Each level ends with a self-assessment of fear and disgust. Once the user’s fear response has been dampened, they can move on to the next, more intense, level.

Zimmer and her colleagues put Phobys to the test in a clinical trial involving 66 arachnophobic participants. Over two weeks, the participants either completed six half-hour training units with the app or, for the control group, had no intervention.

Before and after treatment, they were asked to approach a real spider in a transparent box as closely as their fear would allow: the group that had used Phobys showed significantly less fear and disgust towards the real spider and was able to move closer than the control group.

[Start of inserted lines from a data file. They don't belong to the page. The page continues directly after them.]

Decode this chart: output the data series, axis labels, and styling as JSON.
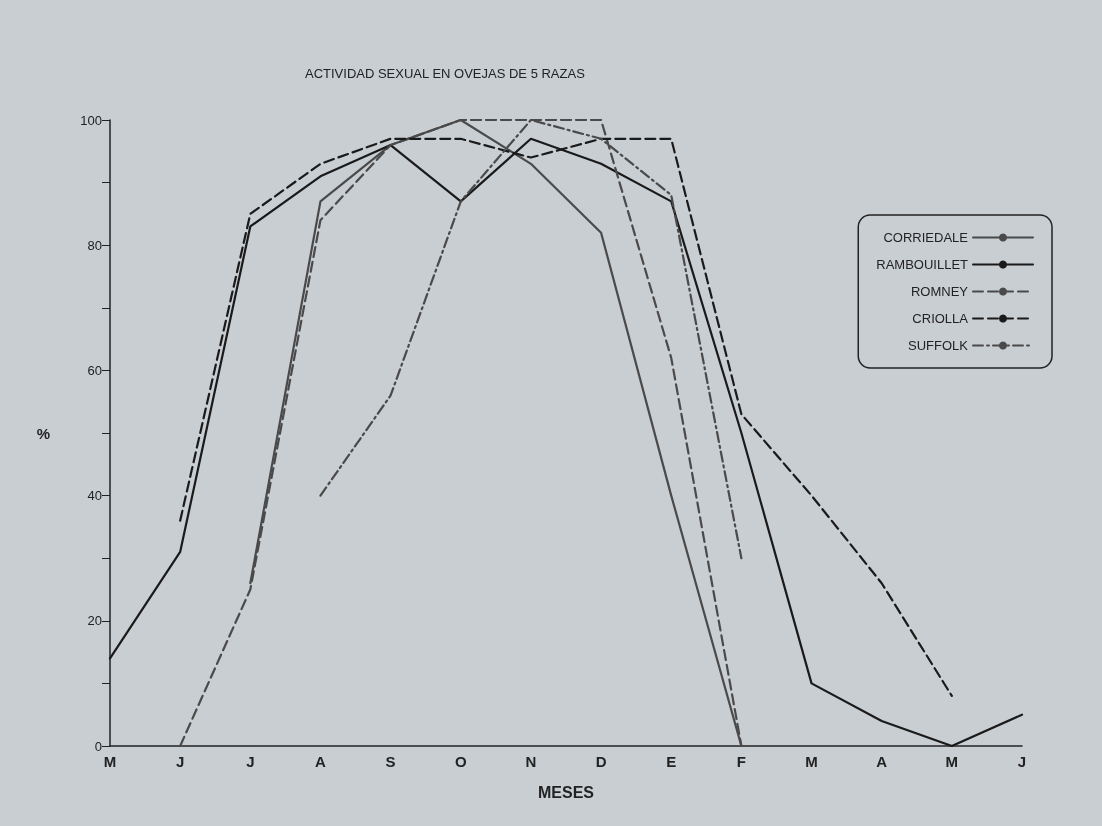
{
  "chart_data": {
    "type": "line",
    "title": "ACTIVIDAD SEXUAL EN OVEJAS DE 5 RAZAS",
    "xlabel": "MESES",
    "ylabel": "%",
    "categories": [
      "M",
      "J",
      "J",
      "A",
      "S",
      "O",
      "N",
      "D",
      "E",
      "F",
      "M",
      "A",
      "M",
      "J"
    ],
    "ylim": [
      0,
      100
    ],
    "yticks": [
      0,
      {
        "value": 10,
        "label": null
      },
      20,
      {
        "value": 30,
        "label": null
      },
      40,
      {
        "value": 50,
        "label": null
      },
      60,
      {
        "value": 70,
        "label": null
      },
      80,
      {
        "value": 90,
        "label": null
      },
      100
    ],
    "grid": false,
    "legend": "right",
    "marker": "none",
    "series": [
      {
        "name": "CORRIEDALE",
        "color": "#4a4a4a",
        "line_style": "solid",
        "values": [
          null,
          null,
          26,
          87,
          96,
          100,
          93,
          82,
          40,
          0,
          null,
          null,
          null,
          null
        ]
      },
      {
        "name": "RAMBOUILLET",
        "color": "#1a1a1a",
        "line_style": "solid",
        "values": [
          14,
          31,
          83,
          91,
          96,
          87,
          97,
          93,
          87,
          50,
          10,
          4,
          0,
          5
        ]
      },
      {
        "name": "ROMNEY",
        "color": "#4a4a4a",
        "line_style": "dashed",
        "values": [
          null,
          0,
          25,
          84,
          96,
          100,
          100,
          100,
          62,
          0,
          null,
          null,
          null,
          null
        ]
      },
      {
        "name": "CRIOLLA",
        "color": "#1a1a1a",
        "line_style": "dashed",
        "values": [
          null,
          36,
          85,
          93,
          97,
          97,
          94,
          97,
          97,
          53,
          40,
          26,
          8,
          null
        ]
      },
      {
        "name": "SUFFOLK",
        "color": "#4a4a4a",
        "line_style": "dashdot",
        "values": [
          null,
          null,
          null,
          40,
          56,
          87,
          100,
          97,
          88,
          30,
          null,
          null,
          null,
          null
        ]
      }
    ]
  }
}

The researchers worked with a spin-off from the University of Basel, MindGuide at GeneGuide AG, to refine their app. It is now available as a freemium app in the App Store and Play Store for people with mild fear of spiders to use alone; users with severe arachnophobia are not advised to use Phobys without supervision from a professional.

In 2013, another spider-related app, Phobia Free, based on similar principles – using exposure to spiders to reduce arachnophobia, although not including the AR elements of Phobys – was approved by NHS England to feature in its app library. All apps in the NHS library can be considered clinically safe. University of Kent researchers have incorporated exposure therapy into VR to provide tools to help patients with eating disorders, part of a wider move towards adoption of extended-reality technologies to supplement traditional psychological therapies.